The gloves go on with company stories long before they are edited. With other stories, reporters are expected to go with what they can find, however and whenever they can find it. But with stories dealing with company financial involvement, reporters are put in the strange situation of having too much access: Information heard in-house is often off-limits.
Star- Trib‘s Larry Werner explains, “We might find out about some special financial problems or opportunities because we work in this building. We get information that other people outside might not. If we get information because we’re employees, we try not to treat that information as the basis for pursuing a story.”
Reporters have got to refrain from going with their special information if management is going to be open with the staff, said Parkinson. “Otherwise, you force me back into a shell,” he said.
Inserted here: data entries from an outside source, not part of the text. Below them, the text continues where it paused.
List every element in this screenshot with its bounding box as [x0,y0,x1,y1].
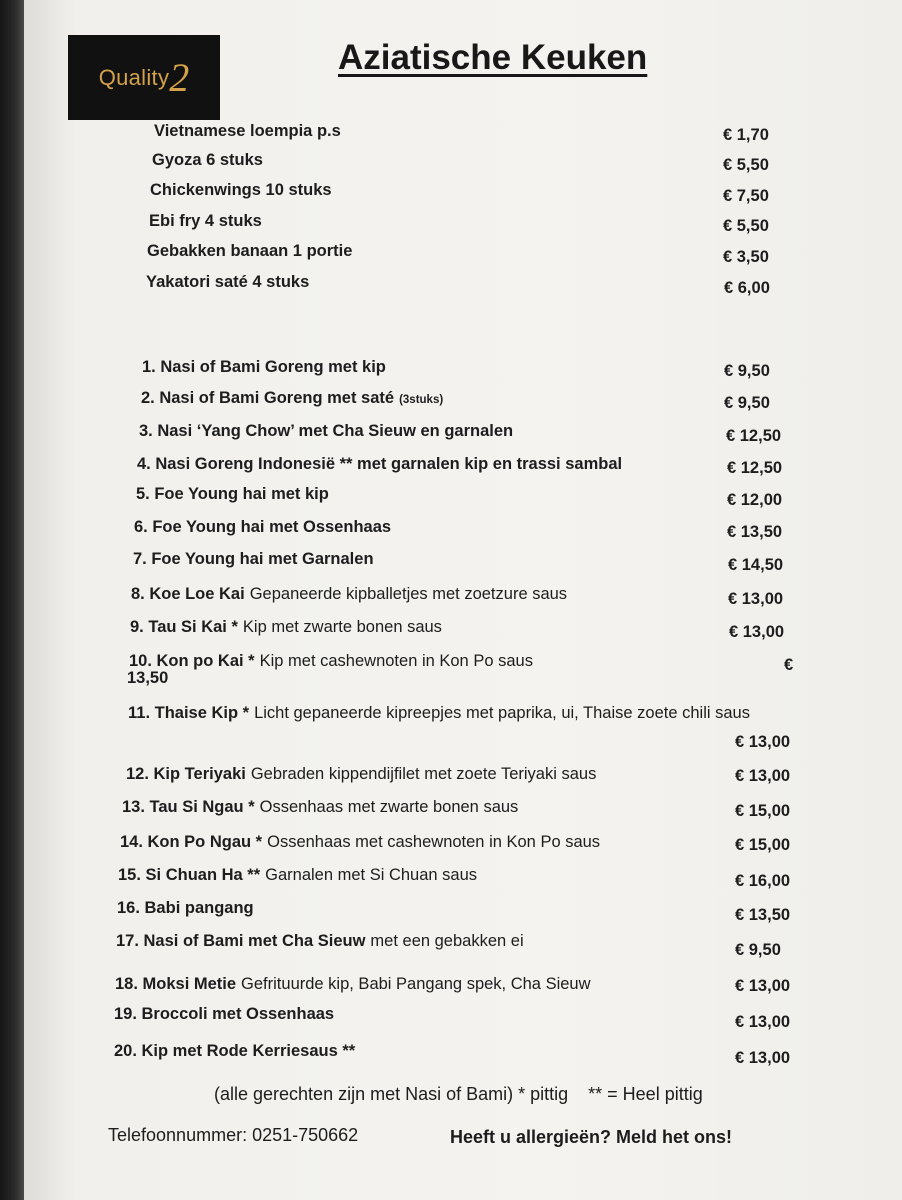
starter-name: Ebi fry 4 stuks [149,212,262,230]
starter-price: € 5,50 [723,156,769,174]
dish-price: € 13,00 [728,590,784,608]
dish-price: € 9,50 [724,362,770,380]
dish-name: 10. Kon po Kai * [129,652,255,670]
logo-number: 2 [169,54,190,100]
dish-item [131,585,567,604]
dish-item [122,798,518,817]
phone-number: Telefoonnummer: 0251-750662 [108,1125,359,1145]
dish-name: 13. Tau Si Ngau * [122,798,255,816]
dish-name: 2. Nasi of Bami Goreng met saté [141,389,395,407]
dish-description: Ossenhaas met zwarte bonen saus [259,798,519,816]
starter-price: € 5,50 [723,217,769,235]
dish-name: 15. Si Chuan Ha ** [118,866,261,884]
dish-price: € 13,00 [735,733,791,751]
dish-price: € 13,50 [735,906,791,924]
dish-item [126,765,596,784]
dish-item [134,518,391,537]
dish-note: (3stuks) [399,394,444,406]
dish-name: 11. Thaise Kip * [128,704,250,722]
dish-item [129,652,533,671]
dish-price: € [784,656,794,674]
dish-item [128,704,750,723]
dish-price: € 13,00 [735,767,791,785]
starter-price: € 6,00 [724,279,770,297]
starter-price: € 3,50 [723,248,769,266]
dish-price: € 15,00 [735,802,791,820]
dish-item [120,833,600,852]
dish-name: 4. Nasi Goreng Indonesië ** met garnalen kip en trassi sambal [137,455,623,473]
dish-price: € 9,50 [735,941,781,959]
dish-item [142,358,386,377]
dish-description: Ossenhaas met cashewnoten in Kon Po saus [267,833,601,851]
starter-item [146,273,309,292]
dish-name: 14. Kon Po Ngau * [120,833,263,851]
dish-description: Kip met zwarte bonen saus [242,618,442,636]
starter-item [150,181,332,200]
dish-description: met een gebakken ei [370,932,524,950]
dish-description: Licht gepaneerde kipreepjes met paprika, ui, Thaise zoete chili saus [254,704,750,722]
starter-price: € 7,50 [723,187,769,205]
dish-price-wrapped: 13,50 [127,669,169,687]
dish-name: 8. Koe Loe Kai [131,585,245,603]
dish-name: 5. Foe Young hai met kip [136,485,329,503]
page-title: Aziatische Keuken [338,38,648,77]
starter-item [147,242,352,261]
dish-name: 6. Foe Young hai met Ossenhaas [134,518,392,536]
dish-name: 16. Babi pangang [117,899,254,917]
dish-price: € 13,00 [735,977,791,995]
dish-name: 12. Kip Teriyaki [126,765,246,783]
dish-price: € 13,00 [735,1013,791,1031]
logo-text: Quality [98,64,170,90]
dish-price: € 13,50 [727,523,783,541]
allergy-notice: Heeft u allergieën? Meld het ons! [450,1127,733,1147]
dish-name: 19. Broccoli met Ossenhaas [114,1005,335,1023]
dish-name: 7. Foe Young hai met Garnalen [133,550,374,568]
starter-item [154,122,341,141]
dish-name: 18. Moksi Metie [115,975,237,993]
dish-price: € 12,00 [727,491,783,509]
dish-name: 9. Tau Si Kai * [130,618,238,636]
dish-price: € 13,00 [729,623,785,641]
dish-name: 1. Nasi of Bami Goreng met kip [142,358,386,376]
dish-item [133,550,374,569]
dish-name: 3. Nasi ‘Yang Chow’ met Cha Sieuw en garnalen [139,422,514,440]
dish-price: € 12,50 [727,459,783,477]
starter-name: Yakatori saté 4 stuks [146,273,310,291]
dish-price: € 13,00 [735,1049,791,1067]
dish-item [118,866,477,885]
dish-item [139,422,513,441]
dish-name: 20. Kip met Rode Kerriesaus ** [114,1042,356,1060]
dish-name: 17. Nasi of Bami met Cha Sieuw [116,932,366,950]
dish-description: Gepaneerde kipballetjes met zoetzure saus [249,585,568,603]
dish-item [115,975,591,994]
dish-item [137,455,622,474]
dish-description: Gebraden kippendijfilet met zoete Teriyaki saus [250,765,597,783]
dish-price: € 9,50 [724,394,770,412]
dish-price: € 14,50 [728,556,784,574]
quality2-logo [68,35,220,120]
dish-description: Garnalen met Si Chuan saus [265,866,478,884]
starter-item [149,212,262,231]
dish-item [141,389,443,408]
starter-price: € 1,70 [723,126,769,144]
dish-price: € 16,00 [735,872,791,890]
dish-item [136,485,329,504]
dish-item [114,1005,334,1024]
starter-name: Gebakken banaan 1 portie [147,242,353,260]
dish-item [114,1042,355,1061]
dish-price: € 15,00 [735,836,791,854]
table-edge [0,0,24,1200]
starter-item [152,151,263,170]
starter-name: Chickenwings 10 stuks [150,181,332,199]
dish-price: € 12,50 [726,427,782,445]
dish-item [116,932,524,951]
spice-legend: (alle gerechten zijn met Nasi of Bami) * pittig ** = Heel pittig [214,1084,703,1104]
starter-name: Vietnamese loempia p.s [154,122,341,140]
dish-item [130,618,442,637]
starter-name: Gyoza 6 stuks [152,151,263,169]
dish-item [117,899,254,918]
dish-description: Kip met cashewnoten in Kon Po saus [259,652,533,670]
dish-description: Gefrituurde kip, Babi Pangang spek, Cha Sieuw [241,975,591,993]
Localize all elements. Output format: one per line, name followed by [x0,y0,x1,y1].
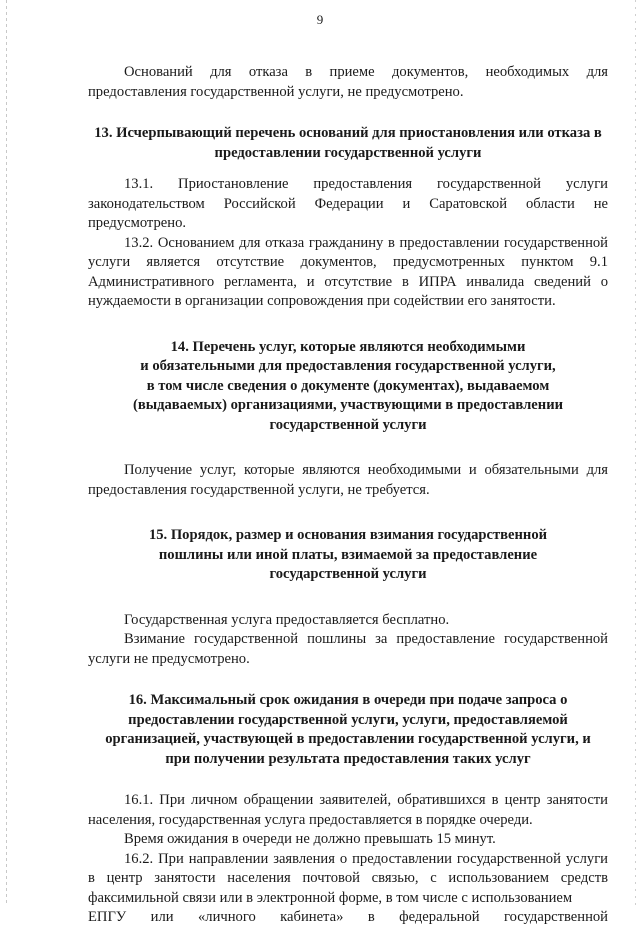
scan-edge-right [635,0,636,905]
section-14-heading-line: и обязательными для предоставления государственной услуги, [140,358,556,374]
section-15-paragraph-1: Государственная услуга предоставляется бесплатно. [124,611,450,628]
section-13-heading: 13. Исчерпывающий перечень оснований для приостановления или отказа в предоставлении государственной услуги [94,125,602,161]
section-14-heading-line: (выдаваемых) организациями, участвующими в предоставлении [132,397,564,413]
section-15-heading-line: 15. Порядок, размер и основания взимания государственной [148,527,548,543]
section-16-heading-line: предоставлении государственной услуги, услуги, предоставляемой [128,711,568,728]
section-16-paragraph-3: 16.2. При направлении заявления о предоставлении государственной услуги в центр занятости населения почтовой связью, с использованием средств факсимильной связи или в электронной форме, в том числе с использованием [88,850,608,906]
section-16-heading-line: 16. Максимальный срок ожидания в очереди при подаче запроса о [128,692,568,708]
section-16-paragraph-3-last-line: ЕПГУ или «личного кабинета» в федеральной государственной [88,909,608,925]
section-16-paragraph-2: Время ожидания в очереди не должно превышать 15 минут. [124,831,496,847]
section-14-heading-line: 14. Перечень услуг, которые являются необходимыми [170,338,526,355]
page-number: 9 [316,12,324,27]
section-15-paragraph-2: Взимание государственной пошлины за предоставление государственной услуги не предусмотрено. [88,631,608,667]
section-16-heading-line: при получении результата предоставления таких услуг [165,750,531,767]
section-13-paragraph-2: 13.2. Основанием для отказа гражданину в предоставлении государственной услуги является отсутствие документов, предусмотренных пунктом 9.1 Административного регламента, и отсутствие в ИПРА инвалида сведений о нуждаемости в организации сопровождения при содействии его занятости. [88,234,608,309]
section-15-heading [88,526,608,585]
section-13-paragraph-1: 13.1. Приостановление предоставления государственной услуги законодательством Российской Федерации и Саратовской области не предусмотрено. [88,176,608,231]
section-14-paragraph-1: Получение услуг, которые являются необходимыми и обязательными для предоставления государственной услуги, не требуется. [88,462,608,498]
section-14-heading-line: государственной услуги [269,416,427,433]
section-16-paragraph-1: 16.1. При личном обращении заявителей, обратившихся в центр занятости населения, государственная услуга предоставляется в порядке очереди. [88,792,608,828]
intro-paragraph: Оснований для отказа в приеме документов, необходимых для предоставления государственной услуги, не предусмотрено. [88,64,608,100]
document-body [88,63,608,928]
section-16-heading-line: организацией, участвующей в предоставлении государственной услуги, и [105,731,591,747]
section-16-heading [88,691,608,769]
scan-edge-left [6,0,7,905]
section-15-heading-line: пошлины или иной платы, взимаемой за предоставление [158,546,538,563]
section-14-heading [88,338,608,436]
section-15-heading-line: государственной услуги [269,566,427,582]
section-14-heading-line: в том числе сведения о документе (документах), выдаваемом [146,377,550,394]
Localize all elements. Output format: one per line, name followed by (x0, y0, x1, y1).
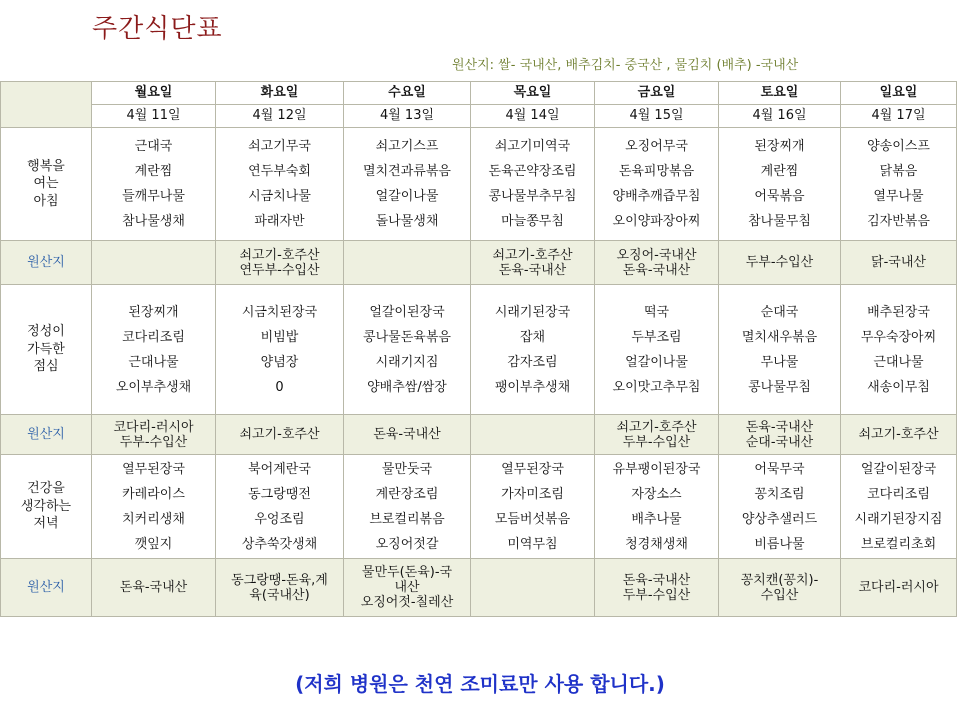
day-date-cell: 4월 11일 (92, 105, 216, 128)
menu-item: 새송이무침 (867, 379, 930, 395)
origin-cell: 쇠고기-호주산 두부-수입산 (595, 415, 719, 455)
menu-item: 계란찜 (134, 164, 173, 179)
menu-item: 돈육곤약장조림 (488, 164, 577, 179)
date-header-row (1, 105, 957, 128)
origin-note: 원산지: 쌀- 국내산, 배추김치- 중국산 , 물김치 (배추) -국내산 (452, 58, 799, 73)
menu-item: 오이양파장아찌 (612, 214, 701, 229)
day-name-cell: 토요일 (719, 82, 841, 105)
menu-item: 미역무침 (507, 536, 558, 552)
menu-item: 닭볶음 (879, 164, 918, 179)
origin-cell: 쇠고기-호주산 (216, 415, 344, 455)
menu-item: 쇠고기미역국 (494, 139, 571, 154)
meal-label: 건강을 생각하는 저녁 (1, 455, 92, 559)
menu-item: 자장소스 (631, 486, 682, 502)
menu-item: 시래기된장국 (494, 304, 571, 320)
menu-item: 0 (275, 379, 284, 395)
menu-item: 두부조림 (631, 329, 682, 345)
weekly-menu-table (0, 81, 957, 617)
menu-item: 들깨무나물 (122, 189, 185, 204)
menu-item: 유부팽이된장국 (612, 461, 701, 477)
origin-label: 원산지 (1, 241, 92, 285)
menu-item: 시래기된장지짐 (854, 511, 943, 527)
menu-item: 브로컬리볶음 (369, 511, 445, 527)
meal-row (1, 128, 957, 241)
menu-item: 열무나물 (873, 189, 924, 204)
menu-item: 참나물무침 (748, 214, 811, 229)
menu-item: 카레라이스 (122, 486, 185, 502)
menu-item: 근대나물 (873, 354, 924, 370)
footer-note: (저희 병원은 천연 조미료만 사용 합니다.) (295, 672, 665, 696)
menu-item: 무나물 (760, 354, 799, 370)
meal-cell (595, 285, 719, 415)
menu-item: 깻잎지 (134, 536, 173, 552)
origin-label: 원산지 (1, 559, 92, 617)
meal-cell (595, 455, 719, 559)
origin-cell: 돈육-국내산 순대-국내산 (719, 415, 841, 455)
meal-cell (92, 128, 216, 241)
menu-item: 코다리조림 (122, 329, 185, 345)
day-date-cell: 4월 13일 (344, 105, 471, 128)
origin-cell: 돈육-국내산 (344, 415, 471, 455)
menu-item: 콩나물무침 (748, 379, 811, 395)
menu-item: 시래기지짐 (375, 354, 439, 370)
origin-cell: 돈육-국내산 (92, 559, 216, 617)
origin-cell: 쇠고기-호주산 연두부-수입산 (216, 241, 344, 285)
menu-item: 비빔밥 (260, 329, 299, 345)
day-date-cell: 4월 15일 (595, 105, 719, 128)
menu-item: 무우숙장아찌 (860, 329, 937, 345)
meal-cell (471, 285, 595, 415)
origin-row (1, 415, 957, 455)
menu-item: 얼갈이나물 (375, 189, 439, 204)
menu-item: 파래자반 (254, 214, 305, 229)
menu-item: 배추된장국 (867, 304, 930, 320)
menu-item: 열무된장국 (501, 461, 564, 477)
menu-item: 비름나물 (754, 536, 805, 552)
menu-item: 떡국 (643, 304, 670, 320)
meal-cell (841, 285, 957, 415)
menu-item: 쇠고기무국 (248, 139, 311, 154)
origin-cell: 코다리-러시아 두부-수입산 (92, 415, 216, 455)
menu-item: 오징어젓갈 (375, 536, 439, 552)
menu-item: 코다리조림 (867, 486, 930, 502)
meal-cell (216, 455, 344, 559)
day-date-cell: 4월 12일 (216, 105, 344, 128)
origin-cell: 쇠고기-호주산 (841, 415, 957, 455)
menu-item: 연두부숙회 (248, 164, 311, 179)
origin-cell: 쇠고기-호주산 돈육-국내산 (471, 241, 595, 285)
menu-item: 양배추쌈/쌈장 (367, 379, 447, 395)
meal-cell (719, 128, 841, 241)
origin-cell (471, 415, 595, 455)
menu-item: 멸치견과류볶음 (363, 164, 451, 179)
menu-item: 시금치나물 (248, 189, 311, 204)
meal-cell (471, 455, 595, 559)
menu-item: 돈육피망볶음 (618, 164, 695, 179)
menu-item: 김자반볶음 (867, 214, 930, 229)
day-name-cell: 월요일 (92, 82, 216, 105)
origin-label: 원산지 (1, 415, 92, 455)
menu-item: 계란찜 (760, 164, 799, 179)
menu-item: 된장찌개 (754, 139, 805, 154)
menu-item: 가자미조림 (501, 486, 564, 502)
menu-item: 브로컬리초회 (860, 536, 937, 552)
menu-item: 오이맛고추무침 (612, 379, 701, 395)
day-name-cell: 일요일 (841, 82, 957, 105)
menu-item: 양송이스프 (867, 139, 930, 154)
menu-item: 잡채 (519, 329, 546, 345)
day-name-cell: 화요일 (216, 82, 344, 105)
menu-item: 어묵무국 (754, 461, 805, 477)
menu-item: 모듬버섯볶음 (494, 511, 571, 527)
menu-item: 근대나물 (128, 354, 179, 370)
menu-item: 돌나물생채 (375, 214, 439, 229)
menu-item: 순대국 (760, 304, 799, 320)
meal-cell (719, 455, 841, 559)
menu-item: 물만둣국 (381, 461, 433, 477)
menu-item: 근대국 (134, 139, 173, 154)
menu-item: 콩나물돈육볶음 (363, 329, 451, 345)
menu-item: 된장찌개 (128, 304, 179, 320)
origin-cell: 돈육-국내산 두부-수입산 (595, 559, 719, 617)
page-title: 주간식단표 (92, 14, 223, 44)
meal-cell (471, 128, 595, 241)
menu-item: 멸치새우볶음 (741, 329, 818, 345)
day-date-cell: 4월 17일 (841, 105, 957, 128)
menu-item: 청경채생채 (625, 536, 688, 552)
day-name-cell: 금요일 (595, 82, 719, 105)
origin-cell: 코다리-러시아 (841, 559, 957, 617)
menu-item: 북어계란국 (248, 461, 311, 477)
origin-row (1, 559, 957, 617)
meal-cell (92, 285, 216, 415)
menu-item: 우엉조림 (254, 511, 305, 527)
menu-item: 참나물생채 (122, 214, 185, 229)
origin-cell: 꽁치캔(꽁치)- 수입산 (719, 559, 841, 617)
meal-cell (344, 128, 471, 241)
meal-cell (344, 285, 471, 415)
menu-item: 배추나물 (631, 511, 682, 527)
origin-cell (471, 559, 595, 617)
day-name-cell: 목요일 (471, 82, 595, 105)
menu-item: 꽁치조림 (754, 486, 805, 502)
meal-row (1, 455, 957, 559)
menu-item: 얼갈이된장국 (369, 304, 445, 320)
menu-item: 오징어무국 (625, 139, 688, 154)
menu-item: 얼갈이나물 (625, 354, 688, 370)
menu-item: 계란장조림 (375, 486, 439, 502)
menu-item: 오이부추생채 (115, 379, 192, 395)
meal-cell (216, 285, 344, 415)
origin-cell (344, 241, 471, 285)
origin-row (1, 241, 957, 285)
menu-item: 쇠고기스프 (375, 139, 439, 154)
day-date-cell: 4월 16일 (719, 105, 841, 128)
menu-item: 어묵볶음 (754, 189, 805, 204)
meal-cell (344, 455, 471, 559)
meal-cell (216, 128, 344, 241)
origin-cell: 두부-수입산 (719, 241, 841, 285)
day-name-cell: 수요일 (344, 82, 471, 105)
meal-cell (595, 128, 719, 241)
menu-item: 열무된장국 (122, 461, 185, 477)
menu-item: 콩나물부추무침 (488, 189, 577, 204)
day-date-cell: 4월 14일 (471, 105, 595, 128)
origin-cell: 닭-국내산 (841, 241, 957, 285)
menu-item: 치커리생채 (122, 511, 185, 527)
menu-item: 팽이부추생채 (494, 379, 571, 395)
meal-label: 정성이 가득한 점심 (1, 285, 92, 415)
day-header-row (1, 82, 957, 105)
menu-item: 양배추깨즙무침 (612, 189, 701, 204)
meal-cell (841, 128, 957, 241)
meal-label: 행복을 여는 아침 (1, 128, 92, 241)
menu-item: 동그랑땡전 (248, 486, 311, 502)
menu-item: 마늘쫑무침 (501, 214, 564, 229)
meal-row (1, 285, 957, 415)
origin-cell: 오징어-국내산 돈육-국내산 (595, 241, 719, 285)
menu-item: 얼갈이된장국 (860, 461, 937, 477)
menu-item: 상추쑥갓생채 (241, 536, 318, 552)
meal-cell (92, 455, 216, 559)
origin-cell (92, 241, 216, 285)
menu-item: 시금치된장국 (241, 304, 318, 320)
origin-cell: 동그랑땡-돈육,계 육(국내산) (216, 559, 344, 617)
menu-item: 감자조림 (507, 354, 558, 370)
origin-cell: 물만두(돈육)-국 내산 오징어젓-칠레산 (344, 559, 471, 617)
meal-cell (719, 285, 841, 415)
menu-item: 양념장 (260, 354, 299, 370)
corner-cell (1, 82, 92, 128)
menu-item: 양상추샐러드 (741, 511, 818, 527)
meal-cell (841, 455, 957, 559)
At the Providence-Journal, a shop which lacks such strict policies, writer John Castellucci says he still worries about how this reporting stacks up against his other newspaper work.
“I’m not sure if I’m being tougher than I would normally be or more lenient,” he said. “When it’s in the family, you’re not sure what’s going on subconsciously.”
You can’t get around the problems of reporting on yourself. Period. Publishers who believe they can are deluding themselves. The inherent conflict of interest is unfair to the reporters who must cover stories in which their companies are involved — and to the community which gets the sanitized, company-approved version of events.
For news organizations, being a good corporate citizen means you report on change. You don’t create it.